Answer: To calculate the magnitude of the electric charge of the second object, we can use Coulomb's Law, which relates the electrostatic force between two charged objects to the product of their charges and the distance between them.
Coulomb's Law formula for the electrostatic force (F) between two charged objects is given by:
F = k * (|q1 * q2|) / r^2
where:
F = electrostatic force (in Newtons)
k = Coulomb's constant (approximately 8.99 × 10^9 N m²/C²)
q1 and q2 = charges of the two objects (in Coulombs)

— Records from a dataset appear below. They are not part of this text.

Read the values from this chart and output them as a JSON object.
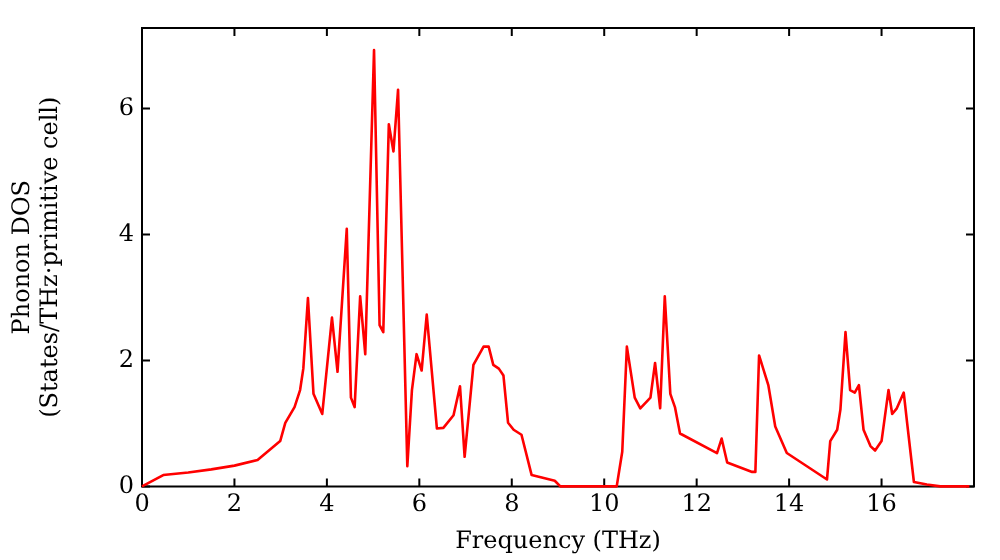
{
  "chart_data": {
    "type": "line",
    "xlabel": "Frequency (THz)",
    "ylabel": "Phonon DOS\n(States/THz·primitive cell)",
    "xlim": [
      0,
      18
    ],
    "xticks": [
      0,
      2,
      4,
      6,
      8,
      10,
      12,
      14,
      16
    ],
    "ylim": [
      0,
      7.28
    ],
    "yticks": [
      0,
      2,
      4,
      6
    ],
    "grid": false,
    "legend": false,
    "marker": "none",
    "line_style": "solid",
    "series": [
      {
        "color": "#ff0000",
        "x": [
          0,
          0.46,
          1,
          1.5,
          2,
          2.5,
          2.99,
          3.1,
          3.3,
          3.42,
          3.49,
          3.59,
          3.71,
          3.9,
          4.11,
          4.23,
          4.43,
          4.52,
          4.6,
          4.72,
          4.83,
          5.02,
          5.14,
          5.22,
          5.34,
          5.44,
          5.54,
          5.74,
          5.84,
          5.94,
          6.05,
          6.16,
          6.38,
          6.52,
          6.74,
          6.88,
          6.98,
          7.17,
          7.39,
          7.5,
          7.6,
          7.72,
          7.82,
          7.92,
          8.04,
          8.21,
          8.43,
          8.93,
          9.05,
          10.27,
          10.39,
          10.49,
          10.66,
          10.78,
          11,
          11.1,
          11.21,
          11.31,
          11.43,
          11.53,
          11.64,
          12.44,
          12.54,
          12.66,
          13.2,
          13.27,
          13.35,
          13.55,
          13.7,
          13.95,
          14.82,
          14.89,
          15.04,
          15.11,
          15.22,
          15.32,
          15.42,
          15.51,
          15.61,
          15.76,
          15.86,
          16,
          16.15,
          16.23,
          16.33,
          16.48,
          16.55,
          16.7,
          16.98,
          17.27,
          17.9
        ],
        "values": [
          0,
          0.18,
          0.22,
          0.27,
          0.33,
          0.42,
          0.72,
          1.01,
          1.26,
          1.53,
          1.87,
          2.99,
          1.47,
          1.15,
          2.68,
          1.82,
          4.09,
          1.41,
          1.26,
          3.02,
          2.1,
          6.93,
          2.56,
          2.45,
          5.75,
          5.32,
          6.3,
          0.32,
          1.53,
          2.1,
          1.84,
          2.73,
          0.92,
          0.93,
          1.13,
          1.59,
          0.47,
          1.93,
          2.22,
          2.22,
          1.93,
          1.87,
          1.76,
          1.01,
          0.9,
          0.82,
          0.18,
          0.09,
          0,
          0,
          0.55,
          2.22,
          1.41,
          1.24,
          1.41,
          1.96,
          1.24,
          3.02,
          1.47,
          1.26,
          0.84,
          0.53,
          0.76,
          0.38,
          0.23,
          0.23,
          2.08,
          1.61,
          0.95,
          0.53,
          0.11,
          0.72,
          0.9,
          1.22,
          2.45,
          1.53,
          1.49,
          1.61,
          0.9,
          0.64,
          0.57,
          0.72,
          1.53,
          1.15,
          1.24,
          1.49,
          1.03,
          0.07,
          0.03,
          0,
          0
        ]
      }
    ]
  }
}
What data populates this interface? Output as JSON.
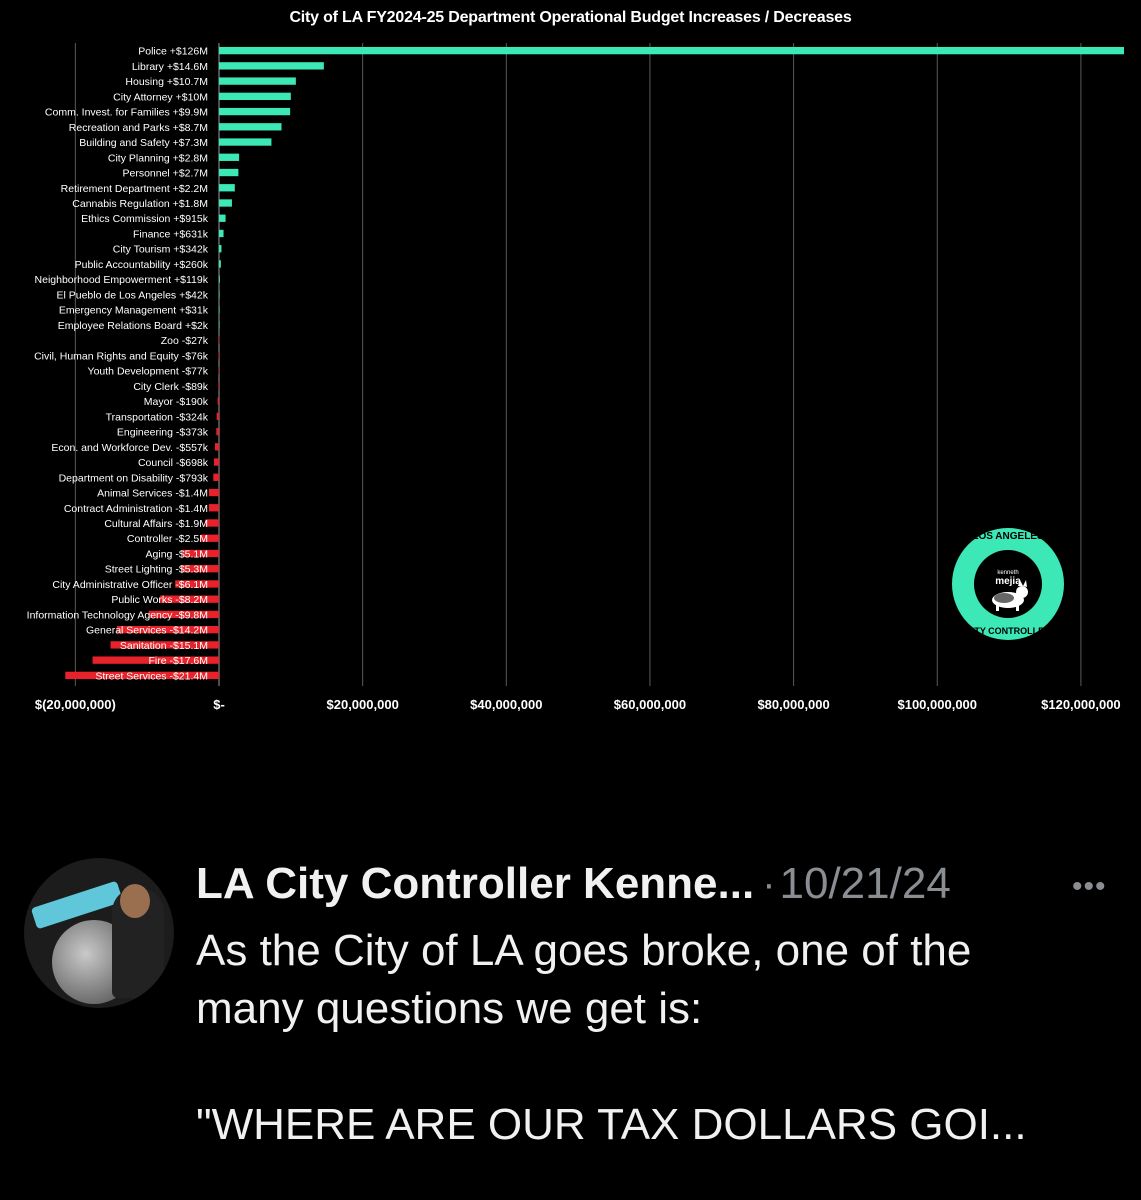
{
  "chart_data": {
    "type": "bar",
    "orientation": "horizontal",
    "title": "City of LA FY2024-25 Department Operational Budget Increases / Decreases",
    "xlim": [
      -20000000,
      126000000
    ],
    "xticks": [
      -20000000,
      0,
      20000000,
      40000000,
      60000000,
      80000000,
      100000000,
      120000000
    ],
    "xtick_labels": [
      "$(20,000,000)",
      "$-",
      "$20,000,000",
      "$40,000,000",
      "$60,000,000",
      "$80,000,000",
      "$100,000,000",
      "$120,000,000"
    ],
    "grid": true,
    "colors": {
      "positive": "#3de8b7",
      "negative": "#e8222a"
    },
    "categories": [
      "Police +$126M",
      "Library +$14.6M",
      "Housing +$10.7M",
      "City Attorney +$10M",
      "Comm. Invest. for Families +$9.9M",
      "Recreation and Parks +$8.7M",
      "Building and Safety +$7.3M",
      "City Planning +$2.8M",
      "Personnel +$2.7M",
      "Retirement Department +$2.2M",
      "Cannabis Regulation +$1.8M",
      "Ethics Commission +$915k",
      "Finance +$631k",
      "City Tourism +$342k",
      "Public Accountability +$260k",
      "Neighborhood Empowerment +$119k",
      "El Pueblo de Los Angeles +$42k",
      "Emergency Management +$31k",
      "Employee Relations Board +$2k",
      "Zoo -$27k",
      "Civil, Human Rights and Equity -$76k",
      "Youth Development -$77k",
      "City Clerk -$89k",
      "Mayor -$190k",
      "Transportation -$324k",
      "Engineering -$373k",
      "Econ. and Workforce Dev. -$557k",
      "Council -$698k",
      "Department on Disability -$793k",
      "Animal Services -$1.4M",
      "Contract Administration -$1.4M",
      "Cultural Affairs -$1.9M",
      "Controller -$2.5M",
      "Aging -$5.1M",
      "Street Lighting -$5.3M",
      "City Administrative Officer -$6.1M",
      "Public Works -$8.2M",
      "Information Technology Agency -$9.8M",
      "General Services -$14.2M",
      "Sanitation -$15.1M",
      "Fire -$17.6M",
      "Street Services -$21.4M"
    ],
    "values": [
      126000000,
      14600000,
      10700000,
      10000000,
      9900000,
      8700000,
      7300000,
      2800000,
      2700000,
      2200000,
      1800000,
      915000,
      631000,
      342000,
      260000,
      119000,
      42000,
      31000,
      2000,
      -27000,
      -76000,
      -77000,
      -89000,
      -190000,
      -324000,
      -373000,
      -557000,
      -698000,
      -793000,
      -1400000,
      -1400000,
      -1900000,
      -2500000,
      -5100000,
      -5300000,
      -6100000,
      -8200000,
      -9800000,
      -14200000,
      -15100000,
      -17600000,
      -21400000
    ]
  },
  "seal": {
    "top_text": "LOS ANGELES",
    "bottom_text": "CITY CONTROLLER",
    "name_small": "kenneth",
    "name": "mejia",
    "icon": "corgi-icon"
  },
  "tweet": {
    "author": "LA City Controller Kenne...",
    "separator": "·",
    "date": "10/21/24",
    "more_icon": "more-icon",
    "body_lines": [
      "As the City of LA goes broke, one of the",
      "many questions we get is:",
      "\"WHERE ARE OUR TAX DOLLARS GOI..."
    ]
  }
}
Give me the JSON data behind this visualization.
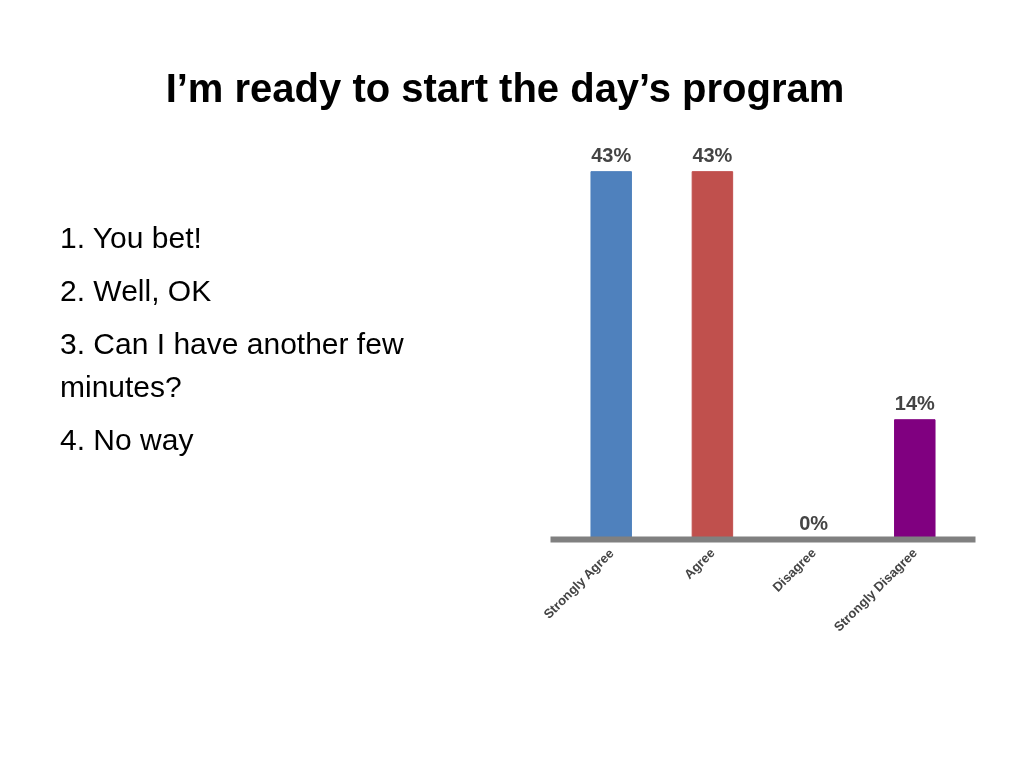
{
  "chart_data": {
    "type": "bar",
    "title": "I’m ready to start the day’s program",
    "categories": [
      "Strongly Agree",
      "Agree",
      "Disagree",
      "Strongly Disagree"
    ],
    "values": [
      43,
      43,
      0,
      14
    ],
    "colors": [
      "#4f81bd",
      "#c0504d",
      "#1a1acc",
      "#800080"
    ],
    "value_labels": [
      "43%",
      "43%",
      "0%",
      "14%"
    ],
    "grid": false,
    "annotations": [
      "1.  You bet!",
      "2.  Well, OK",
      "3.  Can I have another few minutes?",
      "4.  No way"
    ]
  }
}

r = distance between the centers of the two objects (in meters)
Given data:
Distance (r) = 50 cm = 0.5 m
Electrostatic force (F) = 0.29 N
Charge of the first object (q1) = +4 nC = +4 × 10^-9 C
Now, we need to find the magnitude of the charge (q2) on the second object. Rearrange Coulomb's Law to solve for q2:
|q2| = (F * r^2) / (k * |q1|)
Substitute the known values:
|q2| = (0.29 N * (0.5 m)^2) / (8.99 × 10^9 N m²/C² * |4 × 10^-9 C|)
|q2| = (0.29 N * 0.25 m²) / (8.99 × 10^9 N m²/C² * 4 × 10^-9 C)
|q2| ≈ 2.58 × 10^-10 C
Finally, the magnitude of the electric charge of the second object is approximately 2.58 × 10^-10 Coulombs.